Japanese Patent Application 5170513 discloses a process for making highly compact ITOs (indium-tin-oxide compounds), which are sintered using oxygen as the sintering atmosphere in a nickel or copper hollow vessel, the inside surface of which is coated with alumina and/or boron nitride. A disadvantage in this process is the wrinkling which occurs in the wall of the hollow vessel due to severe shrinkage of the powder filling during hot isostatic pressing.
Different coefficients of thermal expansion of the ITO and the material of the hollow-vessel wall lead to cracking and the risk of contamination of the ITO. Strong adhesion to the corresponding metal wall is also observed; both lead to cracking, and so it is not possible reliably to make predetermined dimensions and geometries for ITOs.
German Patent DE 29 39 634 C2 (U.S. Pat. No. 4,250,610 is a related family member of DE 2939634C2) relates to a process for compacting a metal casting at a high temperature under isostatic pressure ("hot isostatic pressing" or "HIP"), wherein the casting contains irregularities associated with the surface and a coating is applied on a surface of the casting in order to bridge over surface openings associated with the irregularities, after which the casting is subjected to a combination of selected processing temperature and isostatic pressure to bring about compaction. The coating comprises a ceramic material, which at a vitrification temperature lower than the selected processing temperature for compaction by the HIP yields a nonmetallic, amorphous ceramic coating which is substantially impermeable to gas. The coating therefore fuses during hot isostatic pressing.

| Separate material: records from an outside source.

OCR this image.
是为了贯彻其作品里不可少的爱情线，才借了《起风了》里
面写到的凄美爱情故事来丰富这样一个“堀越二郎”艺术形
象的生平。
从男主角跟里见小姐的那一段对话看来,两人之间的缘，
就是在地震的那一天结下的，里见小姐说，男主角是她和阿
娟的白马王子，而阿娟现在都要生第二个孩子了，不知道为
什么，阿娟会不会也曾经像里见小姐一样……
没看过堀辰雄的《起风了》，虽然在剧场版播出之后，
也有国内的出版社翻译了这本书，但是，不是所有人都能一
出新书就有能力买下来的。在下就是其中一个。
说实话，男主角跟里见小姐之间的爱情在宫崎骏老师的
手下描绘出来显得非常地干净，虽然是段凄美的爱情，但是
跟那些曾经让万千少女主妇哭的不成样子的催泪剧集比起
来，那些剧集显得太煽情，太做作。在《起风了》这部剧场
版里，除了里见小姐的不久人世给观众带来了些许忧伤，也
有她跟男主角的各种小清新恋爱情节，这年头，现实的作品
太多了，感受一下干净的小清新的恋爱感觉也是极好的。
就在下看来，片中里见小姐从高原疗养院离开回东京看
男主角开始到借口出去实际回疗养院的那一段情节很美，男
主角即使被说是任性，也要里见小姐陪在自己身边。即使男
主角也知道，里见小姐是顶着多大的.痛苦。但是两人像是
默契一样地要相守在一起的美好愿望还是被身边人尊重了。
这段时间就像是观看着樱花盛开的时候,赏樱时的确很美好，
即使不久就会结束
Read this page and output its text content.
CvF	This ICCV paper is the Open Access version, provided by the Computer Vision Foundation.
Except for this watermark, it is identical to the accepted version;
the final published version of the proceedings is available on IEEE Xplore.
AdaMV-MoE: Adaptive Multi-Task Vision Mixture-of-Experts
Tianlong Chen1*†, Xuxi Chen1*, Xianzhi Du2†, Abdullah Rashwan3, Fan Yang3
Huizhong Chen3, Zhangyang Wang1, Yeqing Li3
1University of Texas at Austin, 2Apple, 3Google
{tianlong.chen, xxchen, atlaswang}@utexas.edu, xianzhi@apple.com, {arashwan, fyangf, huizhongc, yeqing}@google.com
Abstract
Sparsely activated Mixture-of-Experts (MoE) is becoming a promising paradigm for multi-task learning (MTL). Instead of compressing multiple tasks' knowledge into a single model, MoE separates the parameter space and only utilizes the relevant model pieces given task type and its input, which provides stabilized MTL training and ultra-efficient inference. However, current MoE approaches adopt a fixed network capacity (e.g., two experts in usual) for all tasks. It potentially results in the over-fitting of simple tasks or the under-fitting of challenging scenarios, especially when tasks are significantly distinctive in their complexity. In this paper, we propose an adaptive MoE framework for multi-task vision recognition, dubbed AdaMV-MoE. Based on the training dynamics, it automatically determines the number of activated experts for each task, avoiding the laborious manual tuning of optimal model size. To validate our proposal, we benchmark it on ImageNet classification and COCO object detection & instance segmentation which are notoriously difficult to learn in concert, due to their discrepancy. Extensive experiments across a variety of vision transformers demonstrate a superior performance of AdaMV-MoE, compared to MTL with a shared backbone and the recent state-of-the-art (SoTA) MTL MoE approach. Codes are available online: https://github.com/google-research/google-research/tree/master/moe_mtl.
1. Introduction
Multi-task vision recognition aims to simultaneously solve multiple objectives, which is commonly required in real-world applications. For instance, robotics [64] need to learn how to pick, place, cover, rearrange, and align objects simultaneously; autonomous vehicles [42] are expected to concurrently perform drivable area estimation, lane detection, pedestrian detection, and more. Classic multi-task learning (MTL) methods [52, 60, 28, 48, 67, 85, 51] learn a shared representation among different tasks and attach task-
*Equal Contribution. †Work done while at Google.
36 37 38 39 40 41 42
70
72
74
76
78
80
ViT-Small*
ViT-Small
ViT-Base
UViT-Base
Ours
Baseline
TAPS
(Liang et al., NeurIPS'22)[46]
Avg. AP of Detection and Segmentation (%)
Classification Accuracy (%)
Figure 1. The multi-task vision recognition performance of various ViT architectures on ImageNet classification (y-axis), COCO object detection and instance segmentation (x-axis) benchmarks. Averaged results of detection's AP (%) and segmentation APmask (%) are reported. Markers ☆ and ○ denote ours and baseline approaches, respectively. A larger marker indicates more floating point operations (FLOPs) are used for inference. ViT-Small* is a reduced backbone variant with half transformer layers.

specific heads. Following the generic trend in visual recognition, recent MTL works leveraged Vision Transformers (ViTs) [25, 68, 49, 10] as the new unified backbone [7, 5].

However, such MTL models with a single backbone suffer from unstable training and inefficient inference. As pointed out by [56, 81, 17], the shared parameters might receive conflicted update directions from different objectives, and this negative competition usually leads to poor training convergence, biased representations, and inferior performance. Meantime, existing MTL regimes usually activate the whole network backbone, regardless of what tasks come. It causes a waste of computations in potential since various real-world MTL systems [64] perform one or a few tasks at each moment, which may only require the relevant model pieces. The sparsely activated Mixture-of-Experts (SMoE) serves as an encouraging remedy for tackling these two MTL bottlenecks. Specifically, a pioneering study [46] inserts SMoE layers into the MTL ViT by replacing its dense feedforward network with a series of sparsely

The coefficient of thermal expansion is adapted to the coefficient of thermal expansion of the casting surface in the temperature range from room temperature up to the selected processing temperature for compaction.
At the selected processing temperature during compaction, the coating is viscous, and so the bond of the coating to the casting surface is destroyed during compaction by the HIP.
The casting surface and the ceramic material are heated to the vitrification temperature and the ceramic material vitrifies to form the ceramic coating, thus yielding a destroyable bond to the casting surface.
The coated casting is then cooled and the coated casting surface is subjected to a combination of a selected processing temperature and isostatic pressure, in order to compact the coated part of the casting and to destroy the bond between the ceramic coating and the casting surface.
Finally the casting is cooled and then the coating is removed from the surface thereof.
This hot isostatic pressing process developed especially for metal castings represents an extremely complicated and thus time-consuming and costly process, with the additional disadvantage that the viscous coating would penetrate into cold compacts made by powder metallurgy.